|Dad, with Mom and friends on a camping trip several years ago|
Sunday, December 18, 2011
Part 28 - Friends
Continued from Part 27
My dad was always one of those people about whom it could be said didn’t meet a stranger. He honestly considered every person with whom he came into contact to be a potential friend, and he was consistently and genuinely kind in every situation. He once told me that he didn’t see why everyone didn’t make an effort just to say hello to every person with whom they crossed paths. “Even a dog knows it’s better to wag his tail to greet people he passes on the street,” he said.
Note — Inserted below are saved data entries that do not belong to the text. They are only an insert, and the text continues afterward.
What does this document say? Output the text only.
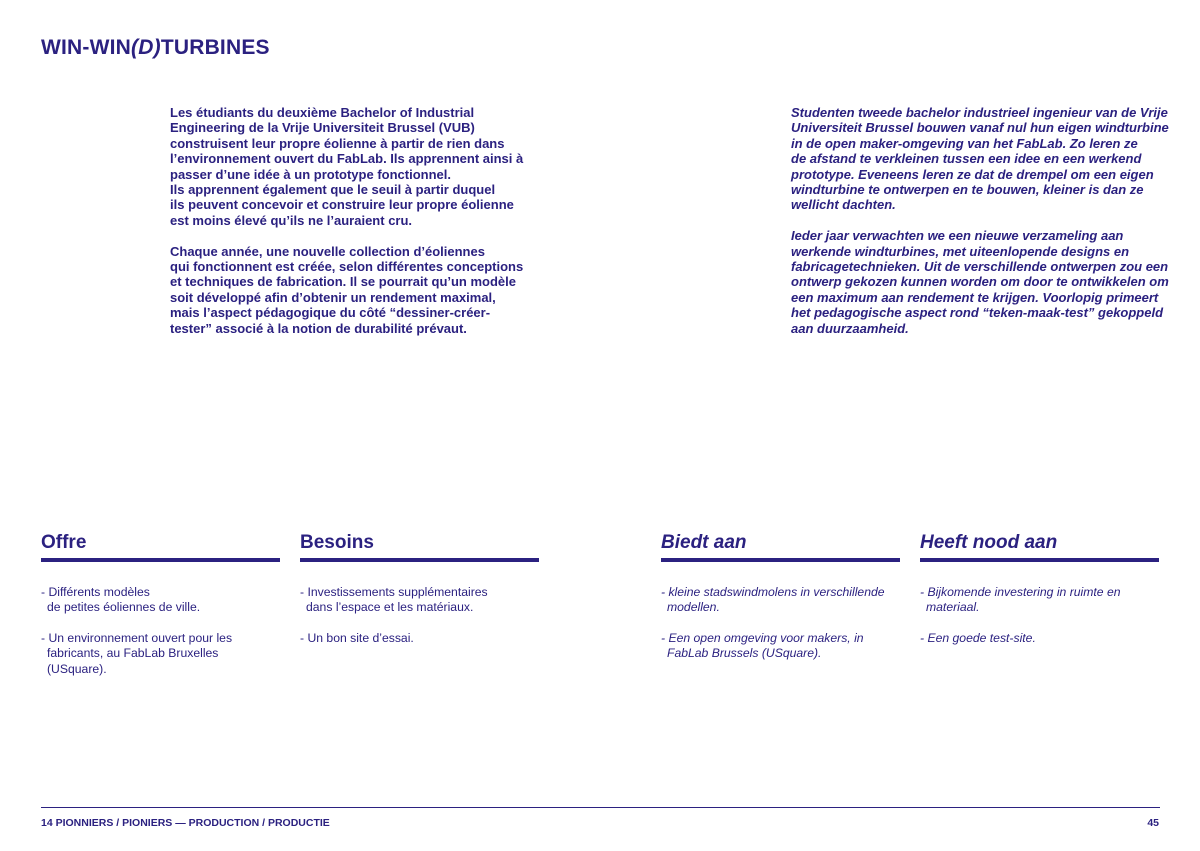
WIN-WIN(D)TURBINES

Les étudiants du deuxième Bachelor of Industrial
Engineering de la Vrije Universiteit Brussel (VUB)
construisent leur propre éolienne à partir de rien dans
l’environnement ouvert du FabLab. Ils apprennent ainsi à
passer d’une idée à un prototype fonctionnel.
Ils apprennent également que le seuil à partir duquel
ils peuvent concevoir et construire leur propre éolienne
est moins élevé qu’ils ne l’auraient cru.

Chaque année, une nouvelle collection d’éoliennes
qui fonctionnent est créée, selon différentes conceptions
et techniques de fabrication. Il se pourrait qu’un modèle
soit développé afin d’obtenir un rendement maximal,
mais l’aspect pédagogique du côté “dessiner-créer-
tester” associé à la notion de durabilité prévaut.

Studenten tweede bachelor industrieel ingenieur van de Vrije
Universiteit Brussel bouwen vanaf nul hun eigen windturbine
in de open maker-omgeving van het FabLab. Zo leren ze
de afstand te verkleinen tussen een idee en een werkend
prototype. Eveneens leren ze dat de drempel om een eigen
windturbine te ontwerpen en te bouwen, kleiner is dan ze
wellicht dachten.

Ieder jaar verwachten we een nieuwe verzameling aan
werkende windturbines, met uiteenlopende designs en
fabricagetechnieken. Uit de verschillende ontwerpen zou een
ontwerp gekozen kunnen worden om door te ontwikkelen om
een maximum aan rendement te krijgen. Voorlopig primeert
het pedagogische aspect rond “teken-maak-test” gekoppeld
aan duurzaamheid.

Offre
- Différents modèles
de petites éoliennes de ville.
- Un environnement ouvert pour les
fabricants, au FabLab Bruxelles
(USquare).
Besoins
- Investissements supplémentaires
dans l’espace et les matériaux.
- Un bon site d’essai.
Biedt aan
- kleine stadswindmolens in verschillende
modellen.
- Een open omgeving voor makers, in
FabLab Brussels (USquare).
Heeft nood aan
- Bijkomende investering in ruimte en
materiaal.
- Een goede test-site.
14 PIONNIERS / PIONIERS — PRODUCTION / PRODUCTIE	45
During the time that Dad was sick, we received many cards, emails, Care Page messages, and phone messages of concern and love, and we appreciated all of them. On the front lines of the war we were fighting, we were frantically trying to keep our heads above water, plugging the holes in the dam for as long as we could, though, and the daily challenges and the shock with which we were have to cope were so overwhelming that it was all we could do to get it together to post on the Care Page every couple of days or so. Returning individual phone calls and emails was just too much, both because our time was spent focusing on Dad and the things that needed to be taken care of as part of taking care of him and also because it was just too much to even consider detailing the tragedy of it all out loud outside of The Bubble of our immediate family. It was just one of the cold hard facts about how it was when Dad was sick; our propensity to reach out was thwarted by the outrageousness of what was happening, but unfortunately the closing of the ranks ended up being something that we later learned had affected how Dad felt about himself and his views about the impact and the quality of his own life.
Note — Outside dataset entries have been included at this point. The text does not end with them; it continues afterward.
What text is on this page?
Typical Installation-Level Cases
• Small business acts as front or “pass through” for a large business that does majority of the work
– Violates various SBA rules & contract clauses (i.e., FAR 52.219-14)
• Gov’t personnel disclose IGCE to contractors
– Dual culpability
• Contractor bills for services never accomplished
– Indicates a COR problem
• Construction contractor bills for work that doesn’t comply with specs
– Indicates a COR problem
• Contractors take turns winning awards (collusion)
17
Not long after the second round of chemo, Mom got a phone call from one of Dad’s best friends from the small town in Missouri where my parents used to live. Dad’s friend said that he was going to come over to visit Dad. Other friends had offered to visit many times since Dad had gotten sick, but up until that point we had declined their offers for several reasons, most notably that we were concerned that contact with others could impact his health both physically and emotionally. We’d been warned by the oncologist about the dangers of germ exposure for a person on chemo. Another concern was that Dad’s problems with memory and reasoning would travel like wildfire through the gossip lines and reach his coworkers and his clients, which would be a source of embarrassment to him. Because of the logistics of caring for him while he was sick, Dad didn’t have a lot of privacy, and we felt strongly that we should do what little we could to protect him.
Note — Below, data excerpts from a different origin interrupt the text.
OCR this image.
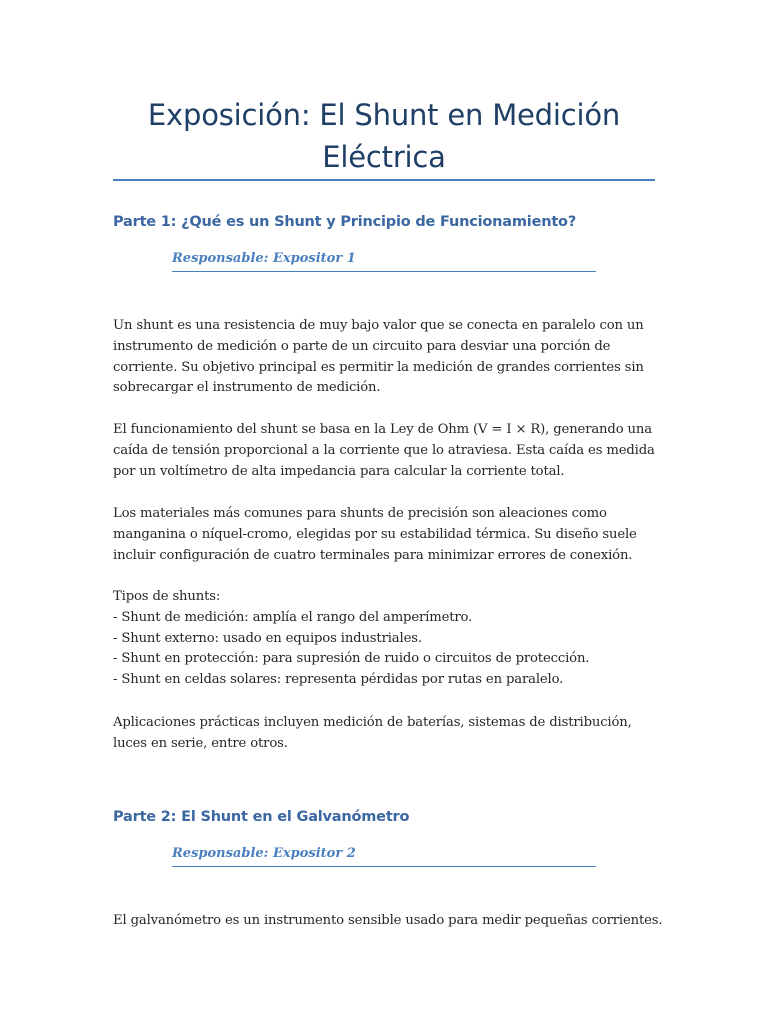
Exposición: El Shunt en Medición Eléctrica
Parte 1: ¿Qué es un Shunt y Principio de Funcionamiento?

Responsable: Expositor 1

Un shunt es una resistencia de muy bajo valor que se conecta en paralelo con un instrumento de medición o parte de un circuito para desviar una porción de corriente. Su objetivo principal es permitir la medición de grandes corrientes sin sobrecargar el instrumento de medición.

El funcionamiento del shunt se basa en la Ley de Ohm (V = I × R), generando una caída de tensión proporcional a la corriente que lo atraviesa. Esta caída es medida por un voltímetro de alta impedancia para calcular la corriente total.

Los materiales más comunes para shunts de precisión son aleaciones como manganina o níquel-cromo, elegidas por su estabilidad térmica. Su diseño suele incluir configuración de cuatro terminales para minimizar errores de conexión.

Tipos de shunts:
- Shunt de medición: amplía el rango del amperímetro.
- Shunt externo: usado en equipos industriales.
- Shunt en protección: para supresión de ruido o circuitos de protección.
- Shunt en celdas solares: representa pérdidas por rutas en paralelo.

Aplicaciones prácticas incluyen medición de baterías, sistemas de distribución, luces en serie, entre otros.

Parte 2: El Shunt en el Galvanómetro

Responsable: Expositor 2

El galvanómetro es un instrumento sensible usado para medir pequeñas corrientes.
But this friend wouldn’t take no for an answer. He insisted that he just wanted to check in but assured us that he wouldn’t stay long. We were worried that Dad’s friend would not be able to hide his shock when he saw the changes that were so apparent in Dad. As much as possible, those of us who were around regularly were striving to act as if it was no big deal that Dad had to use a walker to get around the house and that he needed reminders about what day of the week it was or the fact that he wasn’t going back to work the next day.
On the day of the visit, Mom and my sister helped Dad get ready, and he was seated in his chair in the den when his friend arrived. The conversation flowed without too much of a hitch, and, after about 30 minutes, Dad got up to go to the bathroom (of course, without waiting for help). He used his walker to slowly make his way down the hallway, and his friend didn’t miss a beat; he expertly disguised the shock and sadness he must have felt to see such drastic changes in the man with whom he used to share the course of their weekly Saturday morning twenty-mile runs. When Dad resumed his position in his recliner, they visited for a while longer and then his friend said he had to go. Dad was both exuberant and exhausted afterwards; he lied down on his bed to “rest his eyes” with a big smile on his face.
Of all the memories I have from during the time surrounding Dad’s illness and subsequent death, this is one of the ones that is guaranteed to make me sad to the core every time it pops into my head:
Late one night when I was sitting up with Dad several weeks into his illness, he abruptly changed the subject from whatever we were talking about by saying “I don’t even have any friends.”
“Oh Dad, you are wrong,” I said, with tears in my eyes, “and I wish you knew just how wrong.”
With his eyes wide in amazement, he said incredulously, “I am?”
“Yes, Dad,” I told him, “I know you are usually the one who knows best about a lot of issues, but you have to believe me when I tell you that you have more friends and more people who love and respect you than anyone else I know.”
“OK, I hope you’re right, because it’s really important to have friends,” he said, and then he drifted off to sleep.
I’ll never know if he fully believed me or otherwise realized the depth of the truth to what I said that night. In something that I think we could only have seen in hindsight in our situation, I wish so much that we had encouraged any of Dad’s friends who were so inclined to visit while he was sick. Being a true friend was one of the many things at which he excelled, and he needed to know beyond a shadow of a doubt that his friends were rooting for him as he fought, that the many people who cared about him were there for him in the shade as well as in the sunshine, and that those who knew him were changed for the better for having known him.